It's interesting what crops up when you're a blogger... I had an email recently from a lady called Marlene in Santa Cruz, California (just the name of that place made me excited!) and she said:
'My dad went to Saltaire School, and several of my aunts worked in the mill in the 1920s and 30s. We emigrated to the US in 1949, but I have always been fascinated by Saltaire, have even rented a house on George St on a few occasions to get the feel of the place, and I'm writing a novel that is set there. (Don't plan on running right out to buy it -- I've been working on this story for years, and I don't seem to be making much progress, but I'm retiring from work in August and will be able to put much more time into my writing then.)
I have a rather odd question -- does the mill really have six storeys as the World Heritage documents indicate or four as some of the more recent documentation says . . . or perhaps has it been modified from six to four or two of the floors are unused? For the purposes of my story, I want to to have the action take place on the top floor, and I remember being winded just getting to the third floor last time I was there, so it would be much more dramatic if she had to walk up six storeys, especially if it was twelve separate flights of stairs. But am I imagining that?

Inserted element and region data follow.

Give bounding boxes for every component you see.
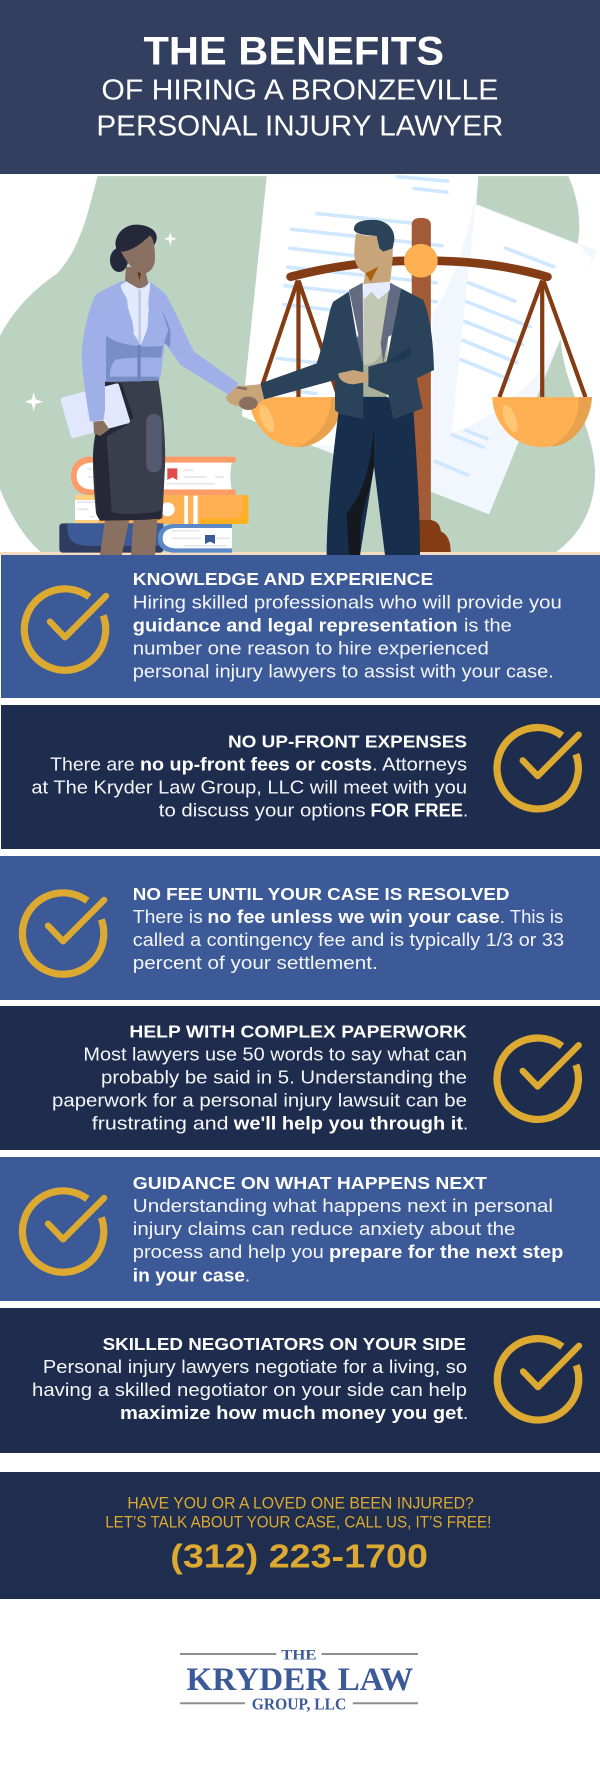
text block: no fee unless we win your case xyxy=(207,907,500,927)
panel: knowledge and experience xyxy=(1,555,600,698)
text block: probably be said in 5. Understanding the xyxy=(101,1066,467,1087)
text block: FOR FREE xyxy=(370,800,463,820)
panel: skilled negotiators on your side xyxy=(0,1308,600,1453)
text block: GUIDANCE ON WHAT HAPPENS NEXT xyxy=(133,1173,487,1193)
text block xyxy=(133,884,564,973)
text block xyxy=(133,1173,563,1285)
man figure and handshake xyxy=(226,220,434,555)
text block: . xyxy=(245,1264,250,1285)
title: THE BENEFITS xyxy=(144,30,444,74)
text block: . xyxy=(463,799,468,820)
text block: There are xyxy=(50,753,135,774)
text block: guidance and legal representation xyxy=(133,616,458,636)
text block: process and help you xyxy=(133,1241,324,1262)
panel: help with complex paperwork xyxy=(0,1006,600,1150)
text block: we'll help you through it xyxy=(233,1113,463,1133)
sparkles xyxy=(25,232,177,411)
text block xyxy=(133,569,562,682)
text block: to discuss your options xyxy=(159,799,366,820)
text block: KNOWLEDGE AND EXPERIENCE xyxy=(133,569,433,589)
text block: . This is xyxy=(500,906,563,927)
text block xyxy=(52,1021,468,1133)
document pages xyxy=(242,176,597,514)
logo: The Kryder Law Group, LLC: KRYDER LAW xyxy=(186,1662,413,1698)
woman figure xyxy=(61,225,238,555)
text block: Understanding what happens next in personal xyxy=(133,1195,553,1216)
text block: . xyxy=(463,1402,468,1423)
panel: guidance on what happens next xyxy=(0,1157,600,1301)
green background blob xyxy=(0,176,595,553)
scales of justice xyxy=(249,218,592,553)
call to action text: HAVE YOU OR A LOVED ONE BEEN INJURED? xyxy=(127,1495,474,1513)
stack of books xyxy=(59,457,248,553)
title: OF HIRING A BRONZEVILLE xyxy=(101,74,498,106)
text block: no up-front fees or costs xyxy=(140,754,372,774)
text block: called a contingency fee and is typically 1/3 or 33 xyxy=(133,929,564,950)
text block: . Attorneys xyxy=(372,753,467,774)
call to action text xyxy=(105,1495,491,1532)
text block: paperwork for a personal injury lawsuit can be xyxy=(52,1089,467,1110)
woman and book stack xyxy=(59,225,248,555)
illustration background, documents and scales xyxy=(0,176,597,553)
logo: The Kryder Law Group, LLC xyxy=(180,1647,418,1713)
text block: at The Kryder Law Group, LLC will meet with you xyxy=(31,776,467,797)
logo: The Kryder Law Group, LLC: GROUP, LLC xyxy=(252,1694,346,1713)
icon: check mark xyxy=(497,1339,579,1420)
text block: having a skilled negotiator on your side can help xyxy=(32,1379,467,1400)
text block: number one reason to hire experienced xyxy=(133,638,489,658)
text block: HELP WITH COMPLEX PAPERWORK xyxy=(129,1021,467,1041)
panel: no up-front expenses xyxy=(1,705,600,849)
text block: SKILLED NEGOTIATORS ON YOUR SIDE xyxy=(103,1334,466,1354)
logo: The Kryder Law Group, LLC: THE xyxy=(281,1647,316,1663)
text block: Personal injury lawyers negotiate for a living, so xyxy=(43,1356,467,1377)
text block: There is xyxy=(133,906,203,927)
phone number: (312) 223-1700 xyxy=(170,1537,428,1574)
ground line xyxy=(0,552,600,555)
title: PERSONAL INJURY LAWYER xyxy=(96,110,503,142)
icon: check mark xyxy=(497,1038,579,1119)
text block xyxy=(31,731,468,820)
text block: Hiring skilled professionals who will provide you xyxy=(133,592,562,612)
icon: check mark xyxy=(22,1191,104,1272)
icon: check mark xyxy=(22,893,104,974)
text block: is the xyxy=(464,614,512,636)
text block: in your case xyxy=(133,1265,245,1285)
icon: check mark xyxy=(24,589,106,670)
text block: . xyxy=(463,1112,468,1133)
text block: prepare for the next step xyxy=(329,1242,563,1262)
text block: maximize how much money you get xyxy=(120,1403,463,1423)
text block xyxy=(32,1334,468,1423)
text block: percent of your settlement. xyxy=(133,952,378,973)
text block: injury claims can reduce anxiety about the xyxy=(133,1218,516,1239)
call to action panel xyxy=(0,1472,600,1599)
text block: frustrating and xyxy=(92,1112,228,1133)
title xyxy=(96,30,503,142)
handshake xyxy=(226,384,264,410)
text block: Most lawyers use 50 words to say what can xyxy=(83,1043,467,1064)
icon: check mark xyxy=(497,728,579,809)
text block: NO FEE UNTIL YOUR CASE IS RESOLVED xyxy=(133,884,509,904)
call to action text: LET’S TALK ABOUT YOUR CASE, CALL US, IT’S FREE! xyxy=(105,1514,491,1532)
header banner xyxy=(0,0,600,174)
panel: no fee until your case is resolved xyxy=(0,856,600,1000)
text block: NO UP-FRONT EXPENSES xyxy=(228,731,467,751)
text block: personal injury lawyers to assist with your case. xyxy=(133,660,554,682)
man figure xyxy=(261,220,434,555)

I am writing a scene when a women walks up the stairs for the first time, imagining her grandfather running up the stairs as the morning buzzer rings, but I can't visualize the steps very well. I remember they were dark grey stone, somewhat more worn in the middle than the edges, and that they turned half way up each floor. Would you be willing to take a set of photos of the stairs to help my memory? I hope you can help me visualize my characters in that stairwell!'
Well, how could I resist that plea? So here you are Marlene, the stairs at Salts Mill.

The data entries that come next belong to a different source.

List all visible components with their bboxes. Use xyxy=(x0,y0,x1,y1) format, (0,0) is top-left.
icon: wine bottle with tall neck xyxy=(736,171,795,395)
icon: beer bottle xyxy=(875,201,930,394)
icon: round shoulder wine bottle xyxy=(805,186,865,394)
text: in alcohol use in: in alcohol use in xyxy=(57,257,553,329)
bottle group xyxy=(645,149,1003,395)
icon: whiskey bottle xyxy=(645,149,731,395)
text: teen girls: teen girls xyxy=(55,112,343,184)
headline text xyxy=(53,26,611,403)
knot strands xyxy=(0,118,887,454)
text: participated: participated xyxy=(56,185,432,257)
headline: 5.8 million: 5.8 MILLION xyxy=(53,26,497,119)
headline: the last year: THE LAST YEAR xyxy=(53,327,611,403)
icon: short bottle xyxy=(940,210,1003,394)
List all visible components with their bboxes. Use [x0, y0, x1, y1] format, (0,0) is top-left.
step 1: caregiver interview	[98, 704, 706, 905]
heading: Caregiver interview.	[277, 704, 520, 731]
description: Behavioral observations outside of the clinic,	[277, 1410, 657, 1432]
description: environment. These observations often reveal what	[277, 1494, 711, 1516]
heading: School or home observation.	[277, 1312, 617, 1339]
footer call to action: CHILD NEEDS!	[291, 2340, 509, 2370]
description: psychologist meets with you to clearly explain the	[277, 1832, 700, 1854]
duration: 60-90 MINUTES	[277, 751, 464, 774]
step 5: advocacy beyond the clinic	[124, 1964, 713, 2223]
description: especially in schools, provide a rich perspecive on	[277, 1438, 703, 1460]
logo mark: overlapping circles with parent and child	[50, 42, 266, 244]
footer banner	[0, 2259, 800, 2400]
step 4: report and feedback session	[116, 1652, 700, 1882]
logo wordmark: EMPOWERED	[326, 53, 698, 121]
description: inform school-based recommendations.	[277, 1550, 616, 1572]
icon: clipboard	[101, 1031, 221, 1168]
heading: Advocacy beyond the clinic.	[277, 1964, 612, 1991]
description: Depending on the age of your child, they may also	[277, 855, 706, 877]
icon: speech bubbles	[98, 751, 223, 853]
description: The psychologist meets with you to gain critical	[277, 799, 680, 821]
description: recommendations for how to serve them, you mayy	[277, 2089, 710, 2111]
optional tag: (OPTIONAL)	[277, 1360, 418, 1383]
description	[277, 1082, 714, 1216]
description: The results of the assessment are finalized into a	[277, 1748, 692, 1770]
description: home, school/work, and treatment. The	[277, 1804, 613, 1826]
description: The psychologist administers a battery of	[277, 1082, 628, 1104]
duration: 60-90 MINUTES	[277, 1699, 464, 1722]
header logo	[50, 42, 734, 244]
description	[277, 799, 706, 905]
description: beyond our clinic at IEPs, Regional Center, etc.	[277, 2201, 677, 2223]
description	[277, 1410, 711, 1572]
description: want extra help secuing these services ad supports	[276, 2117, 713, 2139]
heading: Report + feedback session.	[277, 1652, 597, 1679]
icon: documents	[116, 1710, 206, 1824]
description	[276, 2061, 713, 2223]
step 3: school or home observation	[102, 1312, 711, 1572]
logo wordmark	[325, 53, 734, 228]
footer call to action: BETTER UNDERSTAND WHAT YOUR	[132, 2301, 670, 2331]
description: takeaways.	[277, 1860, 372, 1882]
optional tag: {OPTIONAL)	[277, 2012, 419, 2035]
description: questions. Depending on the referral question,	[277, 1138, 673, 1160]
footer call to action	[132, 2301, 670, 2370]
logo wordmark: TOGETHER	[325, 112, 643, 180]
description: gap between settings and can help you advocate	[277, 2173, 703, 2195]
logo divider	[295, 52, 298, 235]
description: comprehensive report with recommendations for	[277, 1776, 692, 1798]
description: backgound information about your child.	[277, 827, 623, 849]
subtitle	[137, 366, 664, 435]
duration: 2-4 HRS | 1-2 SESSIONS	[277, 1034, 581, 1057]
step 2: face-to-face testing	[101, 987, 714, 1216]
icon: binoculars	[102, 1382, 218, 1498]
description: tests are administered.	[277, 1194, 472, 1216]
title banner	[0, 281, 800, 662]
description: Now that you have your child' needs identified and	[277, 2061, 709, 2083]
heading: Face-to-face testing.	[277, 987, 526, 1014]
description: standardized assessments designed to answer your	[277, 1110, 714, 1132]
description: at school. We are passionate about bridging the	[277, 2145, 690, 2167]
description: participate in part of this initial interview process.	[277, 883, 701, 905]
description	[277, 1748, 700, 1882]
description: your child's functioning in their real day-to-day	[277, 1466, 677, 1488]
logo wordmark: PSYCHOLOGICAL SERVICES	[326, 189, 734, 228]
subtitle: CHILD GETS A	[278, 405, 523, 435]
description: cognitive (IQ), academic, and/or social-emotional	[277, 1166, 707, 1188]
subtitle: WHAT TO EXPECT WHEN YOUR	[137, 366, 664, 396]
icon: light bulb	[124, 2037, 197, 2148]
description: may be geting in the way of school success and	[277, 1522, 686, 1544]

As it turns out, Marlene has a very good memory - her description of the stairs is pretty much spot on. And yes, there are six storeys to the Mill, though the Victoria Road entrance enters at the first level. There's a basement (currently a store selling textiles for the home), the first level (the 1853 Gallery), the second level (Pace plc and not open to the public), the third level (where the bookstore and Diner are), the fourth level (restaurant and galleries) and the roofspace, usually closed to the public.